Spatially Varying Effect Mechanism of Intermodal Connection on Metro Ridership: Evidence from a Polycentric Megacity with Multilevel Ring Roads
Bozhezi Peng, Tao Wang, Yi Zhang
et al.
Understanding the spatially varying effect mechanism of intermodal connection on metro ridership helps policymakers develop differentiated interventions to promote metro usage, especially for megacities with multiple city sub-centers and ring roads. Using multiple datasets in Shanghai, this study combines Light Gradient Boosting Machine (LightGBM) with Shapley additive explanations (SHAP) to explore these effects with the consideration of the built environment and metro network topology. Results show that the collective impacts of intermodal connection are positive, not only within the main city but also alongside the main commuting corridors, while negative effects occur in the peripheral area.
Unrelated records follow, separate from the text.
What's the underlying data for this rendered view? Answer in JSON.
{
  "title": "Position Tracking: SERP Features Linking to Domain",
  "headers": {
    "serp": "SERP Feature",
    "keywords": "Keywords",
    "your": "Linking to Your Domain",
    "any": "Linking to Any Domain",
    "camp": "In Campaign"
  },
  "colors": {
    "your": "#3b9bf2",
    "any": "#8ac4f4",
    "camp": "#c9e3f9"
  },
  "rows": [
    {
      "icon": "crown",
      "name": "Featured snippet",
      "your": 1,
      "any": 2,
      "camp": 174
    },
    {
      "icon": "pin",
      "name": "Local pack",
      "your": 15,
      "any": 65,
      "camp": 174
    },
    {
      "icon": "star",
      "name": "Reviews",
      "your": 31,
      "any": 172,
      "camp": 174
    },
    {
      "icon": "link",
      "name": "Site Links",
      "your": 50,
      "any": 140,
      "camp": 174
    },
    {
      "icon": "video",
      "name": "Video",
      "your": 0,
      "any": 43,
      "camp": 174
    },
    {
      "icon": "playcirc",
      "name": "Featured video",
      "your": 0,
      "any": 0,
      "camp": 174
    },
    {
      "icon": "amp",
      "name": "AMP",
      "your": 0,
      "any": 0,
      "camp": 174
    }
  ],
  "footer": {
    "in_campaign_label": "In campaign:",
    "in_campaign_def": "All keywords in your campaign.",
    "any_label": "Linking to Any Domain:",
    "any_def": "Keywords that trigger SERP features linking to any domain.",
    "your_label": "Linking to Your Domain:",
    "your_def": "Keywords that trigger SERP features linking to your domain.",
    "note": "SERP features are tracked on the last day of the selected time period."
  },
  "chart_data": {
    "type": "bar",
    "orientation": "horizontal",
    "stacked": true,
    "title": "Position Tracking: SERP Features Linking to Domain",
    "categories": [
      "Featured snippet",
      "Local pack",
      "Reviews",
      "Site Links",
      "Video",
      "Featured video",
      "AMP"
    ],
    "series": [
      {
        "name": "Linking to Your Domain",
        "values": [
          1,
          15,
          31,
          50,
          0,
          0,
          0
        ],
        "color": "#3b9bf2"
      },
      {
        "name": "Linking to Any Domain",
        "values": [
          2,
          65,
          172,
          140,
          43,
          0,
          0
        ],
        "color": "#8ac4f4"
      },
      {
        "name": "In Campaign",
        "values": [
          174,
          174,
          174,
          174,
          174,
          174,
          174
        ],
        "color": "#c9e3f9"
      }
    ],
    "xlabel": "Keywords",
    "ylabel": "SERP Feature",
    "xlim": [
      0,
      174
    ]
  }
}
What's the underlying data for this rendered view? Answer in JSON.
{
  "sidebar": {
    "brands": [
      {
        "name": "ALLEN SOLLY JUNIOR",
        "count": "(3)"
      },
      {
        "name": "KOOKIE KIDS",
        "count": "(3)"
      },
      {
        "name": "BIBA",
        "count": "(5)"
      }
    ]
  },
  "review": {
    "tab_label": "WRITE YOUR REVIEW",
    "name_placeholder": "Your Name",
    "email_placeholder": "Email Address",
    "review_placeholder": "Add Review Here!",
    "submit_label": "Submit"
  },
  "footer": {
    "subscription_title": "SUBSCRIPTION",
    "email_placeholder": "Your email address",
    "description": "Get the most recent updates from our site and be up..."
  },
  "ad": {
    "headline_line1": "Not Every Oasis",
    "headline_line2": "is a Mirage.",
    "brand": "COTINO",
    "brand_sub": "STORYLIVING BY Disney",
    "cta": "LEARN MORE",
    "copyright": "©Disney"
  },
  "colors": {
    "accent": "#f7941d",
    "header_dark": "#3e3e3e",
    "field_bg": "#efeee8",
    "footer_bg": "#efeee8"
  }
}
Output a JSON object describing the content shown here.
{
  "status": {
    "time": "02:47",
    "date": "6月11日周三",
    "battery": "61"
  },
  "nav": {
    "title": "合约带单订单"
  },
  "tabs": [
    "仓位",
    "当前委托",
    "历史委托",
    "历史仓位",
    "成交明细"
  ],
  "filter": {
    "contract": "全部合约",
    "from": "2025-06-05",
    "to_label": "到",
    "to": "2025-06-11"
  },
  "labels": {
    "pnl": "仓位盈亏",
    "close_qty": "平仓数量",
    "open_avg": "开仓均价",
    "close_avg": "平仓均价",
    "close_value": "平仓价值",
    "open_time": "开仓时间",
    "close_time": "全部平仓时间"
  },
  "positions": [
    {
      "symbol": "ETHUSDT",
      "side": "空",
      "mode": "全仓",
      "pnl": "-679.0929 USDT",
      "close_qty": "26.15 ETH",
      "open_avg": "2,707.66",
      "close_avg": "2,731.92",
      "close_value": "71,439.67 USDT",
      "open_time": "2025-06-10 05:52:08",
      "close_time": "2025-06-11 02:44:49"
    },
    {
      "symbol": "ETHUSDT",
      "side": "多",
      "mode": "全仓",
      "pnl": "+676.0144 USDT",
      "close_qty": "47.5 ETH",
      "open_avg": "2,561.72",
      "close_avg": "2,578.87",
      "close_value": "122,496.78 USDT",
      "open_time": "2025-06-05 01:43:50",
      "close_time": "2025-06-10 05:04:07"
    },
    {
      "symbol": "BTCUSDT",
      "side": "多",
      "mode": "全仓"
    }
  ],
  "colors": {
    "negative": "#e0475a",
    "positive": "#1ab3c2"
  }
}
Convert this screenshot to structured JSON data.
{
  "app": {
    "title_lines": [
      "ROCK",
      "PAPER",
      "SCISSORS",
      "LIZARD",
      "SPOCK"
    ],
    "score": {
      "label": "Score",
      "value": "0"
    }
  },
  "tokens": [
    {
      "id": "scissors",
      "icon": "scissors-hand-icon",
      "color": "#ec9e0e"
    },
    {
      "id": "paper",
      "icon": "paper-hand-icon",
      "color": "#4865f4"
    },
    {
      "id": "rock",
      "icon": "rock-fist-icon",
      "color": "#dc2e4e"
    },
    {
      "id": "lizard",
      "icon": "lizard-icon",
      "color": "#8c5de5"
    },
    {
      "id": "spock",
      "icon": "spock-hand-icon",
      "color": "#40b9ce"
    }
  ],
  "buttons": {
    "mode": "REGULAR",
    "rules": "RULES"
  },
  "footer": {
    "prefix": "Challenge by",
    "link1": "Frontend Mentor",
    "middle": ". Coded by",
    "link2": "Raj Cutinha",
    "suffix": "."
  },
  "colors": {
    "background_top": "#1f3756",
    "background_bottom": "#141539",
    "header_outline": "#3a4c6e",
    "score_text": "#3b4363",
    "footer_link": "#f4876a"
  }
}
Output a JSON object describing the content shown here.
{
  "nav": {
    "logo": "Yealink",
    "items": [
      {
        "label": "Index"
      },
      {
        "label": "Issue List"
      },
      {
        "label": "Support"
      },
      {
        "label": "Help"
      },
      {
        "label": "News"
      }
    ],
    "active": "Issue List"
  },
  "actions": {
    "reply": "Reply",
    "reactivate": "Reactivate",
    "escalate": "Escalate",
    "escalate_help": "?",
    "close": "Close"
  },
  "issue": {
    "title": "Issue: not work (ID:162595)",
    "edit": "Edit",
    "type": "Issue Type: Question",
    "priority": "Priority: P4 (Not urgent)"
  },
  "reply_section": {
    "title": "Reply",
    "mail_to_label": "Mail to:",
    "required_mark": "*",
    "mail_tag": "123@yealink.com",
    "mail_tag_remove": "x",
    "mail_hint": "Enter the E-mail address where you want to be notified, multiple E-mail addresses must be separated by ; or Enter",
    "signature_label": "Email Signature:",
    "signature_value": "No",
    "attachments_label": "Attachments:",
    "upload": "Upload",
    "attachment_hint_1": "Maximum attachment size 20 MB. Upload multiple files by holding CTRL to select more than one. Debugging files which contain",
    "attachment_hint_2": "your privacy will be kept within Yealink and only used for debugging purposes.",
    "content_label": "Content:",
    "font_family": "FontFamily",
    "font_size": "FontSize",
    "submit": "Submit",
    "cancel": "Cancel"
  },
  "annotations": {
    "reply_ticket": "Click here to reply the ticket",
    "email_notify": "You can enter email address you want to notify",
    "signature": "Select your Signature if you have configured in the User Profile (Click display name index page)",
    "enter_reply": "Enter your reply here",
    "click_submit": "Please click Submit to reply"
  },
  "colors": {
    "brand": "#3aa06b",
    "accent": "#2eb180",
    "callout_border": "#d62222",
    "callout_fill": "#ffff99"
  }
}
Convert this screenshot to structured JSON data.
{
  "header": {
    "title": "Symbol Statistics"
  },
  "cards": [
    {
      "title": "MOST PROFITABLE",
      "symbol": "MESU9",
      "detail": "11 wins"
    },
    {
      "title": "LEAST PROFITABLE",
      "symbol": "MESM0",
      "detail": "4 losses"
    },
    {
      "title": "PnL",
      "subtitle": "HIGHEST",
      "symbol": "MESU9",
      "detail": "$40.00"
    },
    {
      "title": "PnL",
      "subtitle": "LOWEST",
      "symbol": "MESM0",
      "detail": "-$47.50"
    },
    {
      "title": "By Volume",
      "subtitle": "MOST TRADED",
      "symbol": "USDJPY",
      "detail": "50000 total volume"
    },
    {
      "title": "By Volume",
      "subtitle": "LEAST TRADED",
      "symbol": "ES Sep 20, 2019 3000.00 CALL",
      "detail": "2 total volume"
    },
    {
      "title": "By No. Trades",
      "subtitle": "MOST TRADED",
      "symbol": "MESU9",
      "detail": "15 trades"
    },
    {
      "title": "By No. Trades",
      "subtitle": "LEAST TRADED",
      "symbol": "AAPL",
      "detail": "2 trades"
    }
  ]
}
Specifically, bike sharing trips increase metro ridership within the inner ring of the city, while bus services lower metro usage at stations alongside the elevated ring roads. Parking facilities enable metro usage at city sub-centers, and the small pedestrian catchment area increases metro riders alongside the main commuting corridors. Empirical findings help policymakers understand the effect mechanism of intermodal connection for stations in different regions and prioritize customized planning strategies.